The recordings of Iberian Renaissance music by the Spanish group Música Antigua and its leader, Eduardo Paniagua, tend to be enthusiastic attempts at historical authenticity rather than ascents to the idealized realm of a Jordi Savall -- call Paniagua a Spanish David Munrow.
The booklet for this disc is packed with information, with two separate essays that overlap each other.
And look at the back cover, which proposes two different titles: "Music of the Court in the Europe of Juana I of Castile" and "The Royal Courts of Europe and Songbooks." The two concepts don't really contradict each other, but the listener new to the music is likely to be a bit overwhelmed.
The big picture here is that music in a powerful European court in the time of Spain's Juana I (who ascended the throne in 1505), with royal families linked in an international web of marriages and alliances (Juana's husband was Austrian), would come from all over the continent.
Cultural exchange was facilitated by the invention of music printing in the years after 1500; songs and dances were collected into songbooks that traveled easily, and Mille regretz, a song by Franco-Flemish Josquin Desprez, made its way to Spain and became the favorite of Juana's son, Carlos I, later Holy Roman Emperor Charles V.
Those who sort through the information, or just ignore it, will find a pleasing collection of predominantly instrumental music here; there are a few famous vocal pieces, including Mille regretz and Heinrich Isaac's Innsbruck, ich muß dich lassen, that would have been known all over Europe, for precisely the reasons above, at the time.

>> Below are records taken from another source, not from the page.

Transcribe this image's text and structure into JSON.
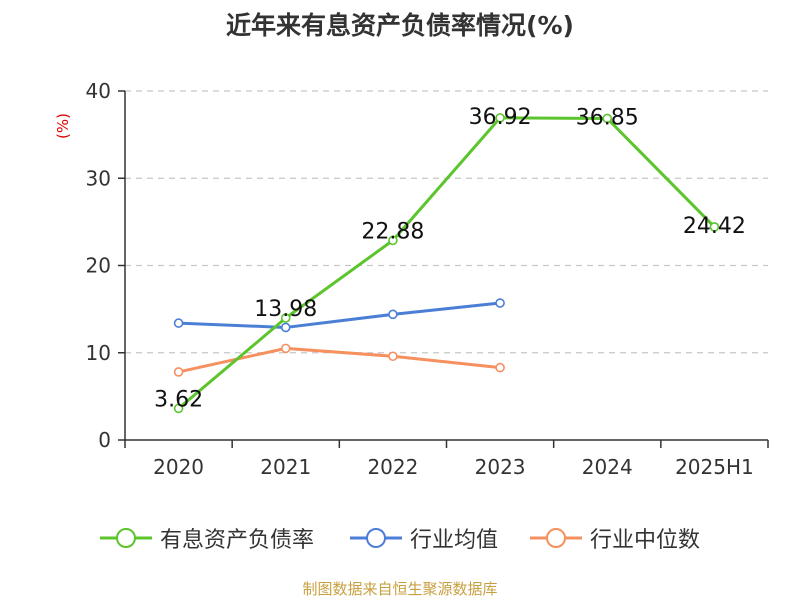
{
  "chart_data": {
    "type": "line",
    "title": "近年来有息资产负债率情况(%)",
    "ylabel": "(%)",
    "xlabel": "",
    "categories": [
      "2020",
      "2021",
      "2022",
      "2023",
      "2024",
      "2025H1"
    ],
    "ylim": [
      0,
      40
    ],
    "yticks": [
      0,
      10,
      20,
      30,
      40
    ],
    "grid": true,
    "legend_position": "bottom",
    "series": [
      {
        "name": "有息资产负债率",
        "color": "#5cc42d",
        "values": [
          3.62,
          13.98,
          22.88,
          36.92,
          36.85,
          24.42
        ],
        "labels": [
          "3.62",
          "13.98",
          "22.88",
          "36.92",
          "36.85",
          "24.42"
        ]
      },
      {
        "name": "行业均值",
        "color": "#4b7fd6",
        "values": [
          13.4,
          12.9,
          14.4,
          15.7,
          null,
          null
        ]
      },
      {
        "name": "行业中位数",
        "color": "#f6905f",
        "values": [
          7.8,
          10.5,
          9.6,
          8.3,
          null,
          null
        ]
      }
    ],
    "source": "制图数据来自恒生聚源数据库"
  }
}
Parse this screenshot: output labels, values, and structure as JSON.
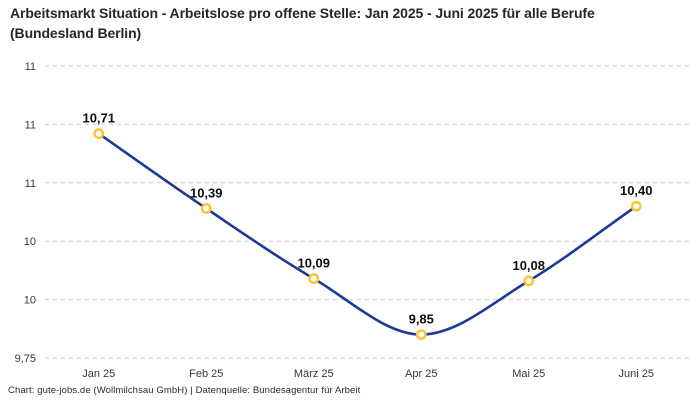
{
  "header": {
    "title": "Arbeitsmarkt Situation - Arbeitslose pro offene Stelle: Jan 2025 - Juni 2025 für alle Berufe (Bundesland Berlin)"
  },
  "footer": {
    "text": "Chart: gute-jobs.de (Wollmilchsau GmbH) | Datenquelle: Bundesagentur für Arbeit"
  },
  "chart_data": {
    "type": "line",
    "title": "Arbeitsmarkt Situation - Arbeitslose pro offene Stelle: Jan 2025 - Juni 2025 für alle Berufe (Bundesland Berlin)",
    "categories": [
      "Jan 25",
      "Feb 25",
      "März 25",
      "Apr 25",
      "Mai 25",
      "Juni 25"
    ],
    "values": [
      10.71,
      10.39,
      10.09,
      9.85,
      10.08,
      10.4
    ],
    "point_labels": [
      "10,71",
      "10,39",
      "10,09",
      "9,85",
      "10,08",
      "10,40"
    ],
    "xlabel": "",
    "ylabel": "",
    "ylim": [
      9.75,
      11.0
    ],
    "y_ticks": [
      {
        "value": 9.75,
        "label": "9,75"
      },
      {
        "value": 10.0,
        "label": "10"
      },
      {
        "value": 10.25,
        "label": "10"
      },
      {
        "value": 10.5,
        "label": "11"
      },
      {
        "value": 10.75,
        "label": "11"
      },
      {
        "value": 11.0,
        "label": "11"
      }
    ],
    "grid": "horizontal-dashed",
    "legend": "none",
    "line_style": "smooth",
    "colors": {
      "line": "#1e3a96",
      "marker_stroke": "#fcc232",
      "marker_fill": "#ffffff",
      "grid": "#cccccc",
      "point_label": "#0d0d0d",
      "tick_label": "#383838"
    }
  }
}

Paniagua's basic position is that "Renaissance composers leave nearly all the performance details to the discretion of the musicians and the singers." He offers a variety of instrumentation deduced from artwork showing musicians, some of which is beautifully reproduced in the booklet.
Hammered stringed instruments, viols, lutes, and recorders are brought together in various combinations; hear the dulcimer in track 1, the anonymous British My Lady Carey's Dompe, for an example of the enjoyable variety of instrumental timbres on display.
As also occurred in Italy, Spanish music of the early sixteenth century split into learned styles imported from the north and simpler, more homophonic local styles -- which were not necessarily thought of as less sophisticated.
A little Spanish tune known as "La spagnola" (spelled many ways) spread all over Europe; a set of six lute versions of it by Milanese lutenist Juanambrosio Dalza is heard here, scattered around the disc and breaking up the sequence of polyphonic pieces.
Both entertaining and educational, this disc would make ideal listening for anyone headed for Spain on vacation.
A note to DJs: the timings given in the tracklist are not consistently accurate.